Mi sedetti sul bordo del letto intrecciando le mie dita tra le ciocche ribelli dei miei capelli arrruffati, tirandoli nervosa. "Herm," cominciò Luna ferma sulla soglia della stanza che condividevamo "sto andando a fare colazione, se ti sbrighi andiamo insieme" concluse incrociando le braccia al petto, appogiandosi allo stipite della porta. "Ti raggiungo dopo" sbuffai semplicemente, alzandomi dal letto e dirigendomi in bagno per darmi una sciacquata al viso e lavarmi i denti.  "Qualcuno ha le sue cose, qui"  rise Luna rientrando in stanza, sedendosi sul mio letto. "Molto divertente" sorrisi ironica, asciugandomi il viso con l'asciugamano in spugna azzurro, poggiato poco prima accanto al lavandino. 

Tornai in camera per vestirmi, notando però che Luna era ancora lì a fissarmi, come se nulla fosse. Mi schiarii la voce per richiamare la sua attenzione, per poi dire "dovrei cambiarmi, Luna" in tono sarcastico; non so come mai ma la mattina ero sempre così facilmemte irritabile che riuscivo a rispondere male persino a Luna, l'ultima persona che se lo meritava. Quest'ultima però non fu infastidita particolarmente dal mio commento, anzi, lo ignorò riprendendo tranquilla a parlare ma voltandosi, per lasciarmi l'intimità di cui avevo bisogno.
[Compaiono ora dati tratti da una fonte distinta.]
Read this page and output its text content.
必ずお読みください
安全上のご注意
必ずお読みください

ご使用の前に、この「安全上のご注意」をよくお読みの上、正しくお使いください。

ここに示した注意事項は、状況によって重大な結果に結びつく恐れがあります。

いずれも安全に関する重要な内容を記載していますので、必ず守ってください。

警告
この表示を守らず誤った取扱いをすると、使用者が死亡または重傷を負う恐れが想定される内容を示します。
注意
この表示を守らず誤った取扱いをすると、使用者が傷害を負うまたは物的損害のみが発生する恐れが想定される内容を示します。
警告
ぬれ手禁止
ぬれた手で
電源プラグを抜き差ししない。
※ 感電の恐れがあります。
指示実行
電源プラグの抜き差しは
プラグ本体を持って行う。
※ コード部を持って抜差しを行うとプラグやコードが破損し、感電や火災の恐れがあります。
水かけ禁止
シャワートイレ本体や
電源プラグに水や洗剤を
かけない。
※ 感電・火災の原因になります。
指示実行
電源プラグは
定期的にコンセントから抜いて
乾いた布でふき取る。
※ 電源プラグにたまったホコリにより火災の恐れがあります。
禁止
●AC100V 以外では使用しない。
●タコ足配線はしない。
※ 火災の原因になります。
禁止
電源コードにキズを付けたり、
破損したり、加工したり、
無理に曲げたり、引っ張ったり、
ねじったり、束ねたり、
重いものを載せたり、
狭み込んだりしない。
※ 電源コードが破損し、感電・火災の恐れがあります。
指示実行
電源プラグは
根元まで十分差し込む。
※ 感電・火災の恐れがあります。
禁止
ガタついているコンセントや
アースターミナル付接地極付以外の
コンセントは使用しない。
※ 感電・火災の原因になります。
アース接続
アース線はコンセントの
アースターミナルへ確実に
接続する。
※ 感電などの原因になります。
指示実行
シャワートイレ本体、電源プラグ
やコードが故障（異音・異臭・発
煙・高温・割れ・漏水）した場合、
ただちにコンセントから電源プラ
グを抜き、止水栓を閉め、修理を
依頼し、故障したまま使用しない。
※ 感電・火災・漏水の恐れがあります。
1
La ringraziai mentalmente per la aver afferrato ciò che volevo comunicarle e presi a svestirmi per indossare la mia solita divisa. 

"Scusa per prima- cominciai, guardandola dispiaciuta- è solo che non ho dormito molto e sono particolarmente irritabile, niente di personale" cercai di spiegarle io infilandomi una scarpa, ma fui interrotta dalle sue parole comprensive che uscivano rilassate dalle sue labbra, come fosse segretamente in un mondo tutto suo, fatto di fantasie e divertimento; "non preoccuparti, Hermione cara, vorrei solo sapere come mai non hai dormito, se per te va bene". 
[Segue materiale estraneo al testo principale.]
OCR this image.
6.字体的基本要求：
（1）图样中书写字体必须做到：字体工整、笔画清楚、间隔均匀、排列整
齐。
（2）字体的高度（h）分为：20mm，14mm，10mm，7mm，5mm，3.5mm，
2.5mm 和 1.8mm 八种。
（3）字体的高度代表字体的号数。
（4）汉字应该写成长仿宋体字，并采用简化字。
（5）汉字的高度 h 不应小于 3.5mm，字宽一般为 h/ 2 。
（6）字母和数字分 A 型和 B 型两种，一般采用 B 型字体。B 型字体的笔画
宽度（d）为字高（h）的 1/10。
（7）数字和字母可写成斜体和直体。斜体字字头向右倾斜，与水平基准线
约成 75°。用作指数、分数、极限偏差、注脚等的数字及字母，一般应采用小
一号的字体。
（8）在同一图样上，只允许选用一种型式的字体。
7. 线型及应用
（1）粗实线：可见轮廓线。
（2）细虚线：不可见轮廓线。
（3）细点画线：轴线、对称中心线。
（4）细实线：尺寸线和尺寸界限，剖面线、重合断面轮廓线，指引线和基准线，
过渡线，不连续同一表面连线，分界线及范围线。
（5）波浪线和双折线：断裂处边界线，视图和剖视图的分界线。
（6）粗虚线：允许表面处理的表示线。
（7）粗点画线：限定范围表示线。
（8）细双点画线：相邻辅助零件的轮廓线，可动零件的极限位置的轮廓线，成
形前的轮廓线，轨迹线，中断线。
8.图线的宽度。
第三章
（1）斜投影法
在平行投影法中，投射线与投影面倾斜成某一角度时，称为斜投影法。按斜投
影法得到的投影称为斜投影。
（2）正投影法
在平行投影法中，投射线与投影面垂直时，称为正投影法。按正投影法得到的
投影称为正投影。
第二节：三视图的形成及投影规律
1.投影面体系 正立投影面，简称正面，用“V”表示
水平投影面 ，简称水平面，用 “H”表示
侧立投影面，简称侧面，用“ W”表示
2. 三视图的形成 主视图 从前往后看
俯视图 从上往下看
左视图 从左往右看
A dirla tutta non sapevo nemmeno io la causa del mio improvviso stress, della mia mancata voglia di studiare- cosa che mi preoccupava principalmente, dato che  adoro farlo- e dalla continua mancanza di sonno che andava, via via, ad intensificarsi ogni notte di più, facendomi arrivare al mattino seguente stravolta.  
"Sarà lo studio, suppongo" feci spallucce infilandomi anche l'altra scarpa e pettinandomi i capeli, sapendo benissimo che la causa del mio stress non era quella. Luna annuì, portandosi una ciocca di capelli biondi dietro l'orecchio, guardandomi comprensiva; infondo lei cosa poteva farci, poveretta? Cercava di darmi una mano ma l'unica cosa che ci guadagnava erano i miei contini sospiri, capivo la sua frustrazione e mi sentivo in colpa per lei, per come la facevo sentire- anche se in piccola parte- inutile. Dopo la nostra breve conversazione ci dirigemmo alla Sala Grande per fare colazione, dove, come sempre, avremmo pranzato con Ron e Harry.
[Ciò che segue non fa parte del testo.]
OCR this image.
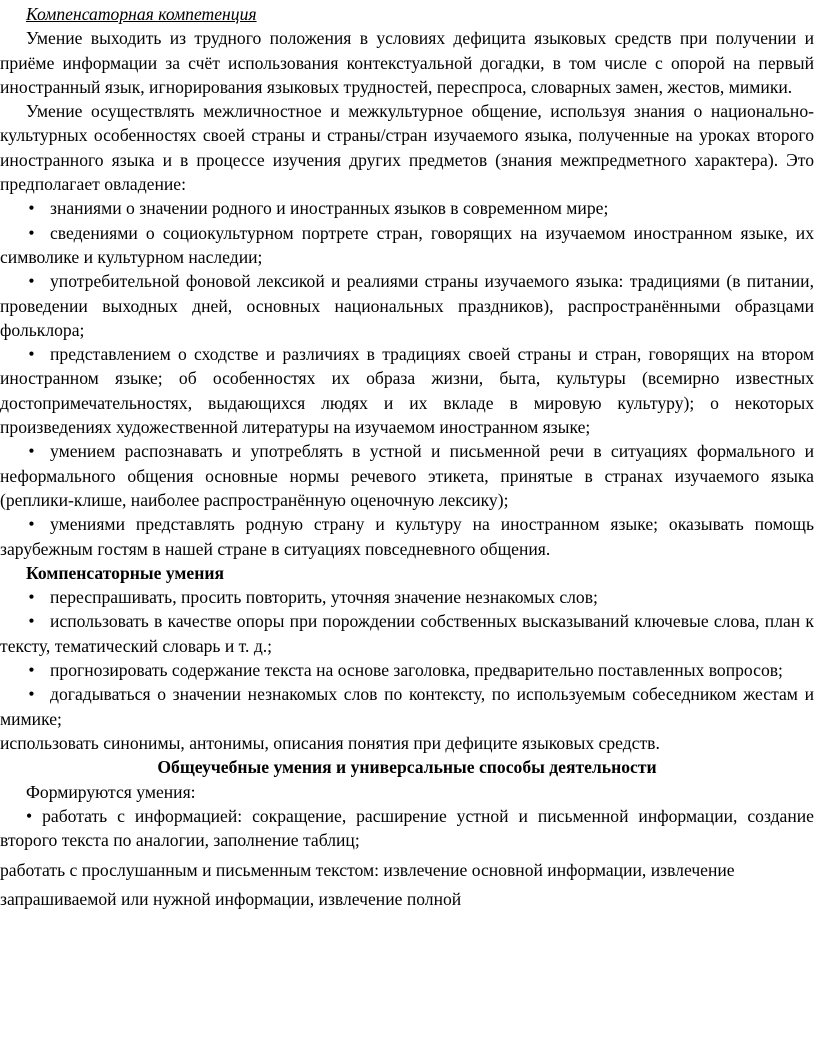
Компенсаторная компетенция

Умение выходить из трудного положения в условиях дефицита языковых средств при получении и приёме информации за счёт использования контекстуальной догадки, в том числе с опорой на первый иностранный язык, игнорирования языковых трудностей, переспроса, словарных замен, жестов, мимики.

Умение осуществлять межличностное и межкультурное общение, используя знания о национально-культурных особенностях своей страны и страны/стран изучаемого языка, полученные на уроках второго иностранного языка и в процессе изучения других предметов (знания межпредметного характера). Это предполагает овладение:

• знаниями о значении родного и иностранных языков в современном мире;

• сведениями о социокультурном портрете стран, говорящих на изучаемом иностранном языке, их символике и культурном наследии;

• употребительной фоновой лексикой и реалиями страны изучаемого языка: традициями (в питании, проведении выходных дней, основных национальных праздников), распространёнными образцами фольклора;

• представлением о сходстве и различиях в традициях своей страны и стран, говорящих на втором иностранном языке; об особенностях их образа жизни, быта, культуры (всемирно известных достопримечательностях, выдающихся людях и их вкладе в мировую культуру); о некоторых произведениях художественной литературы на изучаемом иностранном языке;

• умением распознавать и употреблять в устной и письменной речи в ситуациях формального и неформального общения основные нормы речевого этикета, принятые в странах изучаемого языка (реплики-клише, наиболее распространённую оценочную лексику);

• умениями представлять родную страну и культуру на иностранном языке; оказывать помощь зарубежным гостям в нашей стране в ситуациях повседневного общения.

Компенсаторные умения

• переспрашивать, просить повторить, уточняя значение незнакомых слов;

• использовать в качестве опоры при порождении собственных высказываний ключевые слова, план к тексту, тематический словарь и т. д.;

• прогнозировать содержание текста на основе заголовка, предварительно поставленных вопросов;

• догадываться о значении незнакомых слов по контексту, по используемым собеседником жестам и мимике;

использовать синонимы, антонимы, описания понятия при дефиците языковых средств.

Общеучебные умения и универсальные способы деятельности

Формируются умения:

• работать с информацией: сокращение, расширение устной и письменной информации, создание второго текста по аналогии, заполнение таблиц;

работать с прослушанным и письменным текстом: извлечение основной информации, извлечение запрашиваемой или нужной информации, извлечение полной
Arrivate al nostro tavolo salutammo entrambi, accomodandoci di fronte a loro e cominciando a spilucchiare qualcosa qua e la, data la mia mancanza di appetito. Mentre masticavo quelle poche cose che ingerivo notai che in Harry qualcosa non andava: i suoi occhi verdi erano più scuri dle solito, vuoti; la sua carnagione era più pallida e si esprimeva a monosillabi, non partecipando ai nostri discorsi e toccando a malapena ciò che aveva nel piatto.  Scossi la testa, cercando di liberarmi da quei pensieri su Harry, pensando fosse solo una mia impressione, ma quando vidi che solo un'impressione tanto non era, decisi di agire. "Harry," dissi facendogli alzare lo sguardo verso di me "puoi venire un secondo?" chiesi indicandogli con la testa l'uscita della Sala Grande. In sua risposta fece un cenno con il capo, alzandosi dal tavolo e seguendomi nel corridoio che stava esterno alla sala in cui in quel momento eravamo. 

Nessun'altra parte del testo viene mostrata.